22. During the course of this investigation the appellant was provided with a copy of Coillte’s submission for comment and any additional comments he wished to provide for consideration in the appeal.
23. In response, the appellant submitted that the corrective action was required to be completed by 23 November 2022 and set out his view that any information generated prior to his request also falls within its scope. The appellant also set out information which was provided by Coillte to their auditors in relation to the roll-out training to close off the Major CAR, which indicated that"This training will be provided by the Environment Team in conjunction with the Team Leads from Estates/Engineering, Establishment and Harvesting".
24. In addition, the appellant’s submissions included the following:
“My appeal is confined to Coillte’s failure to provide information related to Item 3 of the Corrective Action Request (CAR). It is not the date of the training per se that is critical, it is whether any information related to the training was generated before my request was submitted. The training may have been a future event but the idea of the training as a means of addressing the CAR and the initial structure and planning of the training must have occurred in advance of the training and must to some extent have been discussed before my request was made”.
25. Regarding the searches carried out by Coillte for any further information, I find that Coillte have adequately set out its reasons for the non-existence of any further information, taking into account the searches which were carried out by the SMEs for the purpose of the fresh internal review decision.
26. I have also considered that the appellant was provided with a Training Plan by Coillte following its new internal review, and noted in his statement of appeal that “Coillte has provided information on the proposal to carry out training, not on the training itself”. The appellant also later submitted that “the corrective action was required to be completed by 23 November 2022”. I wish to note here that my role is to review the public authority’s internal review decision and to affirm, annul or vary it in accordance with the AIE Regulations. It is not within my remit to comment on how public authorities carry out their functions.
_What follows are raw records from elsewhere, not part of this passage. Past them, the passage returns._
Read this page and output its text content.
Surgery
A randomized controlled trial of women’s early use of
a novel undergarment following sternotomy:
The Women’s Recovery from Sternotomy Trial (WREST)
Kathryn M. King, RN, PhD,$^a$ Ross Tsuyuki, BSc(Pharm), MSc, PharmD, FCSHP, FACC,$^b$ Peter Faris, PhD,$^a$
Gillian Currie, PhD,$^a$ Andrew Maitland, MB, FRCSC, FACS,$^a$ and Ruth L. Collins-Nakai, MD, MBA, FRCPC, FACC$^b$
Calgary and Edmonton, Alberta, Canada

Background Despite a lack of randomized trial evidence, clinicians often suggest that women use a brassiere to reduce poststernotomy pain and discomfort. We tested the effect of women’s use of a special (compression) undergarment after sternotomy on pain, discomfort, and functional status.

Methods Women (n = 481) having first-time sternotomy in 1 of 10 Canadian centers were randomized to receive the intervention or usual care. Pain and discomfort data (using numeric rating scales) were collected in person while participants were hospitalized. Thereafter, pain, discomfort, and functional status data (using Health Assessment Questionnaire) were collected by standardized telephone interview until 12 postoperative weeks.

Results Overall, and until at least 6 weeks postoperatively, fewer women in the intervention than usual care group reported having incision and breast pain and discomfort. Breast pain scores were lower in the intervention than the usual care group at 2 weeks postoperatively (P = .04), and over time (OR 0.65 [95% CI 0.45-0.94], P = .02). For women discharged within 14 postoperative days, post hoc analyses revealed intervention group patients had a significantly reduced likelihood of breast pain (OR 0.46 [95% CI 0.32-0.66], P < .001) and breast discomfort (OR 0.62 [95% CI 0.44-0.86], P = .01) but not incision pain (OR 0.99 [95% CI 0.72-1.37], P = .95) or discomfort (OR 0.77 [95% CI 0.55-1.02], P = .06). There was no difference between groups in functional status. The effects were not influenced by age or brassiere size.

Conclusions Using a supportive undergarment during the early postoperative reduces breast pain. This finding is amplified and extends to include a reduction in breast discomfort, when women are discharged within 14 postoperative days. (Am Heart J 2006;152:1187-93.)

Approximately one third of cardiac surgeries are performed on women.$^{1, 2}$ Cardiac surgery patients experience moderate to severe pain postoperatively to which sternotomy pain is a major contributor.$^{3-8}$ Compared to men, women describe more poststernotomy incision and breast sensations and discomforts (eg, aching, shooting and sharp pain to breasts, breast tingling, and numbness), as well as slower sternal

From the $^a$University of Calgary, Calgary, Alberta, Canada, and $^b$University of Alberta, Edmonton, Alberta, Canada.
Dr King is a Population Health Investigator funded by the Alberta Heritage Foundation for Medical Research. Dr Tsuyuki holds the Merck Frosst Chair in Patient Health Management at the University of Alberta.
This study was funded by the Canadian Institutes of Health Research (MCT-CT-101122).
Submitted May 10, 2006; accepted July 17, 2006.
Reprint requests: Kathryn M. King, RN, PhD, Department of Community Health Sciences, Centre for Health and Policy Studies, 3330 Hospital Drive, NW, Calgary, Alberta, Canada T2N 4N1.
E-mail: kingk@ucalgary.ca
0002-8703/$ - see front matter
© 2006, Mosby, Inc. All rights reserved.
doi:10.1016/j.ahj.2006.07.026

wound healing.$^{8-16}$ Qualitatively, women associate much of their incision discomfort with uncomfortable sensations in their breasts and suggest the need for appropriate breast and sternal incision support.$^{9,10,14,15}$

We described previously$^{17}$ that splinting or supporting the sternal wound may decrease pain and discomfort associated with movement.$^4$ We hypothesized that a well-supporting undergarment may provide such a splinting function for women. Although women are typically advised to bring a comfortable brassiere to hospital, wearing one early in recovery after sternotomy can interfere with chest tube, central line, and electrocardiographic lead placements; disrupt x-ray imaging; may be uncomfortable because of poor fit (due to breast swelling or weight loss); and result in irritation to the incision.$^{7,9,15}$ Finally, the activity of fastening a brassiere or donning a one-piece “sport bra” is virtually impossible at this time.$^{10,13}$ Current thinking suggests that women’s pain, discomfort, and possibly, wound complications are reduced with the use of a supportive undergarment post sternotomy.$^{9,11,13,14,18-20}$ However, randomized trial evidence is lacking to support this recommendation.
27. As set out above, Coillte noted that this contractor training was carried out by Coillte in Q3 of 2023, after the 2023 Audit when the plan was reviewed by SA Auditors. Accordingly, I agree with Coillte’s suggestion that the appellant could now submit a new AIE request for information regarding contractor training which took place at a later date, which is outside the scope of this request.
28. I am satisfied that Coillte has taken sufficient steps to determine that it does not hold further environmental information relevant to the appellant’s request. For the sake of completeness, I note that the appellant has the option to submit a fresh request for information beyond the scope of his original request should he wish to do so.
29. Having carried out a review under article 12(5) of the AIE Regulations, on behalf of the Commissioner for Environmental Information, I hereby affirm the decision of Coillte.
30. A party to the appeal or any other person affected by this decision may appeal to the High Court on a point of law from the decision. Such an appeal must be initiated not later than two months after notice of the decision was given to the person bringing the appeal.